Beast Mode Study – Part 3: Desirable Difficulties

Surely that’s an oxymoron. Surely only a deoxygenated moron would desire difficulties. Life is about finding the easy routes right? Tell me the right route requires relatively relaxing rambling. Desirable difficulties? Damn Daniel! Surely it’s a joke.


Let’s break this down to its foundations.


Desirable: wished for as being an attractive, useful, or necessary course of action.

Difficult:  needing much effort or skill to accomplish, deal with, or understand.


Desirable – I suppose if the outcome or goal on the other side is attractive even if the initial study is as ugly as a drunk Blobfish. Useful, necessary…


Difficult – needing much effort etc. Well I guess that’s the hang up word? Can’t we just find the easier trail? Maybe a travelator like the ones at the airport? Desirable simplicities. It may not be an alliteration, but it rings okay I reckon. There must be a reason difficult study is desirable.


From the Wikipedia definition: A desirable difficulty is a learning task that requires a considerable but desirable amount of effort, thereby improving long-term performance. … Research suggests that while difficult tasks might slow down learning initially, the long-term benefits are greater than with easy tasks.


This term was coined by Robert A. Bjork, a UCLA psychologist in 1994. 


The truth is, as plenty of research, study and I dare say your own anecdotes tell us, the most difficult learning periods yield the greatest results.


So, we’re talking about “beast mode study” methods. How does this apply? 


In the last blog post (go back and check it out or re-read it when you have time,) we talked about active vs passive recall. Just as passive recall methods may help with temporary performance, but it is the active recall that really helps lock in learning and improving long term performance, the same can be said of easy vs difficult tasks, concepts, learning material etc. 


Sometimes we can be tricked into feeling like we are learning because things are coming easy. Like re-reading a textbook. We’re familiar with the words and so we’re all “yip, yip, knew that yip.” This form of popular study has however been shown to be less effective than say, flashcards where you have to reach, sometimes quite deeply, into the squishy mind matter to retrieve learned information. The process is way more complex than simply looking at a familiar word or term.


The thing to look forward to when you first start a hard topic, is that once you get through that tough initiation, studying similar topics, tangential topics and even, if you can make connections, what may be considered unrelated subjects, becomes easier.
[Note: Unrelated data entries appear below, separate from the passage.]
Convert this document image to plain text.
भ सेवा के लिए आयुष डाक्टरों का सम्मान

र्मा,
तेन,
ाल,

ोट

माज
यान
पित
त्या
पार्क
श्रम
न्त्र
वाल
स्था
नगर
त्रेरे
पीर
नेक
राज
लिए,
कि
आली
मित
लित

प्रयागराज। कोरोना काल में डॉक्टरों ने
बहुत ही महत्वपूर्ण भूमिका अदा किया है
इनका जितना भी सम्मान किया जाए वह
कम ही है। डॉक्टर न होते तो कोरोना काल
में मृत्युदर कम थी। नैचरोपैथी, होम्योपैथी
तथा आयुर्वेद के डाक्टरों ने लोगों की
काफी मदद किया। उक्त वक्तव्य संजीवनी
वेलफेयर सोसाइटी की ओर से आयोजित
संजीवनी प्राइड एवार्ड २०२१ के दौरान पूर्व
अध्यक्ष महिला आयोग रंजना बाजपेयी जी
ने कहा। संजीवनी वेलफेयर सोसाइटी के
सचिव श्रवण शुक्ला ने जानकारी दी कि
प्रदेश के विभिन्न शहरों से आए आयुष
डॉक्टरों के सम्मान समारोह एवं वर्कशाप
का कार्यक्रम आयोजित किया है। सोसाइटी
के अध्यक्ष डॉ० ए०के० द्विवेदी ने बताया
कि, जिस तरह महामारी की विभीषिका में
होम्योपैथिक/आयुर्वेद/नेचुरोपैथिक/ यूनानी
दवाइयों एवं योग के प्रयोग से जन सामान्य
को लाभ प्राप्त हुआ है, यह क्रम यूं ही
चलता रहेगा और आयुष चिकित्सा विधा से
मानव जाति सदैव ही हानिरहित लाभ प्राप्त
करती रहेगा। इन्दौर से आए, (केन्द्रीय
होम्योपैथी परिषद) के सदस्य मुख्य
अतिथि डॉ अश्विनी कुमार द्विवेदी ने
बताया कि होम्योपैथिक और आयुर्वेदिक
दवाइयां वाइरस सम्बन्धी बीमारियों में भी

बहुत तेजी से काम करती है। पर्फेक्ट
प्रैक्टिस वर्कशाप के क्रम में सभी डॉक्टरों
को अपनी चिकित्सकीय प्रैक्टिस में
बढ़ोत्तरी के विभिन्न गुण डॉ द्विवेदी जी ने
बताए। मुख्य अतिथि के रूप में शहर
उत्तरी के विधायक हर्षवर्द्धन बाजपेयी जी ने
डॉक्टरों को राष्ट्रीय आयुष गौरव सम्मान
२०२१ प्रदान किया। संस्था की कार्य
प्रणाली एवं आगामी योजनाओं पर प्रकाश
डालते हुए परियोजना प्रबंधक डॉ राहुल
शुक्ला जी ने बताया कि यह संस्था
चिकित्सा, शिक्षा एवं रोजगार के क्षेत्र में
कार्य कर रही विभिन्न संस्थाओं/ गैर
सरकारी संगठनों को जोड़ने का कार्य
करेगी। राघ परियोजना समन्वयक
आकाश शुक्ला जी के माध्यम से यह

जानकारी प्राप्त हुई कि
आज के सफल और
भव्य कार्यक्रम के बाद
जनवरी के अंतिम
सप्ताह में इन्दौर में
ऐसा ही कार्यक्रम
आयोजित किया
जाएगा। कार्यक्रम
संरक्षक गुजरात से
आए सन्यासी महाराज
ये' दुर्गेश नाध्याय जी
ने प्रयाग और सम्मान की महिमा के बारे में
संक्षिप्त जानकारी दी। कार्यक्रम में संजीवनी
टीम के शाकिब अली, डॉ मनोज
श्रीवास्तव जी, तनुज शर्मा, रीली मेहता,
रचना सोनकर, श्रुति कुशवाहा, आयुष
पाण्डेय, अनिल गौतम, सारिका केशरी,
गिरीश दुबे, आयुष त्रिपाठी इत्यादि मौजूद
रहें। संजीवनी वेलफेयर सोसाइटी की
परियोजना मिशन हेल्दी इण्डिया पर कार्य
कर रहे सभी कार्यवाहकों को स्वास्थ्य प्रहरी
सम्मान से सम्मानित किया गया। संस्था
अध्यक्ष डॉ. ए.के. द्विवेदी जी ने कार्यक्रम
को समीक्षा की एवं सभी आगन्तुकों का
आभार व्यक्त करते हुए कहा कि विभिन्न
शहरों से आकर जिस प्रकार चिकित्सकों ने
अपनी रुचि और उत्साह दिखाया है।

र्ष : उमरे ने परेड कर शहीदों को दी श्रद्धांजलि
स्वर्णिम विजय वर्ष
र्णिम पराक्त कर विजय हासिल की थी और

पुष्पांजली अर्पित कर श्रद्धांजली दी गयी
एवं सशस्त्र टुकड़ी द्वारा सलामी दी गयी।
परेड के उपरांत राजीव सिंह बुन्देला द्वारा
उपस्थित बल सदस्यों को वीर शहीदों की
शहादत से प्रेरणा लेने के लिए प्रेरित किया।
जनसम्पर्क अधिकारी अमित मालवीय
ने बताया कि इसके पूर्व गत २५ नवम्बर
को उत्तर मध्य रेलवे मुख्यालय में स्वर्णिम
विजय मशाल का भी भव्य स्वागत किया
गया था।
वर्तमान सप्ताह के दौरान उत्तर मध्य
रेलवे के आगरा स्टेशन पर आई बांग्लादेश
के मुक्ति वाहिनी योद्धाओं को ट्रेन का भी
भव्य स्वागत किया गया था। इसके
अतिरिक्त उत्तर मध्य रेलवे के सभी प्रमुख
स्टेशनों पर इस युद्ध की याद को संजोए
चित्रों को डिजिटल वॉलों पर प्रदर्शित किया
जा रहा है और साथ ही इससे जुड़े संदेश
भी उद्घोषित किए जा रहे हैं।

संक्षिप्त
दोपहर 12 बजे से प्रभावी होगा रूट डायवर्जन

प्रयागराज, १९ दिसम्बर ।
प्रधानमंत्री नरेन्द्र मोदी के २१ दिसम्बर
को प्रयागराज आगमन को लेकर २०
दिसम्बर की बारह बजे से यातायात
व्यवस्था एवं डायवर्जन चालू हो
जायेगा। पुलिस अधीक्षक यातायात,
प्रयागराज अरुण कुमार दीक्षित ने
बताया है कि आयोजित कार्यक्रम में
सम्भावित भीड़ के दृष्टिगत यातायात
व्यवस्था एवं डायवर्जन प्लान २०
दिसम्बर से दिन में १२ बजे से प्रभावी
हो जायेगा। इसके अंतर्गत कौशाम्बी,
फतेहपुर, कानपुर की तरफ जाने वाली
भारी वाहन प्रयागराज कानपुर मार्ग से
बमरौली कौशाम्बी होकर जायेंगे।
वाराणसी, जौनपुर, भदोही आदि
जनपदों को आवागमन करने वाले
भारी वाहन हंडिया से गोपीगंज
In physical training, any amount of effort tends to be hard at first if training is new to you. However, once the body has been adequately prepped, there is really only one way for it to grow and that is to overload the muscles progressively. It is to challenge them. No challenge no growth. Something happens when a person trains. At first it is very difficult. That is why many people give up early, before they ever reach any set goals or see any results. But if they stick it out through the initial launch, it gets easier not just on the same program but to learn and work through new programs. In other words, starting a completely new exercise is easier to adapt to once someone has already begun a program and pushed through the catalyst stage. Even though you are learning new exercises you learn and adapt more quickly than if you were completely new to exercise as a whole.  


The point is, when it comes to learning, adapting, and retaining difficulty is desirable. It has to be balanced of course. I’m not talking throwing someone who has never swum before into the Mariana trench. It’s about challenging the mind – making the concepts reachable but not making it too easy.


Researchers at Princeton University conducted an experiment to determine if different fonts had an effect on learning and memory improvement. The group of 18 to 40-year-olds were assigned to memorise information given to them in writing. At first, they had to memorise information given to them in the easy-to-read font Arial. They had 90 seconds. The test that followed yielded a 72.8% average score. The same students went through the same process but with a more difficult-to-read font, Comic Sans MS. This time they scored 86.5% correct!


In another study conducted by Indiana University researchers studied text font in classroom settings. 


The researchers used differing fonts in worksheets and PowerPoint slides across 6 different high schools among over 200 students. 


Proceeding test performances were markedly higher when students were given material in difficult-to-read fonts.

The researchers felt that the results were brought about by forcing the students to use, in their own words, “deeper processing strategies.” Because the text was harder to read, the students had to think harder to work through the work.


The last point that I’ll make on ‘Desirable Difficulties’ is that by encouraging the brain to work through difficult challenges you can also broaden its ability to become more innovative and creative especially with problem solving. We create many memory retrieval pathways making it easier to figure out different routes if one is blocked. 


Winston Churchill said, “Difficulties mastered, are opportunities won.” 


Don’t run from difficult study and experiences; embrace it. It may be like embracing and wrestling a big grizzly bear but this bear ain’t gonna eat you unless you let it. If you hang on tight and not tap out, you will eventually gain dominion over the grizzly. It will become your powerful ally. Imagine having a grizzly bear as an ally. Nobody would mess with you.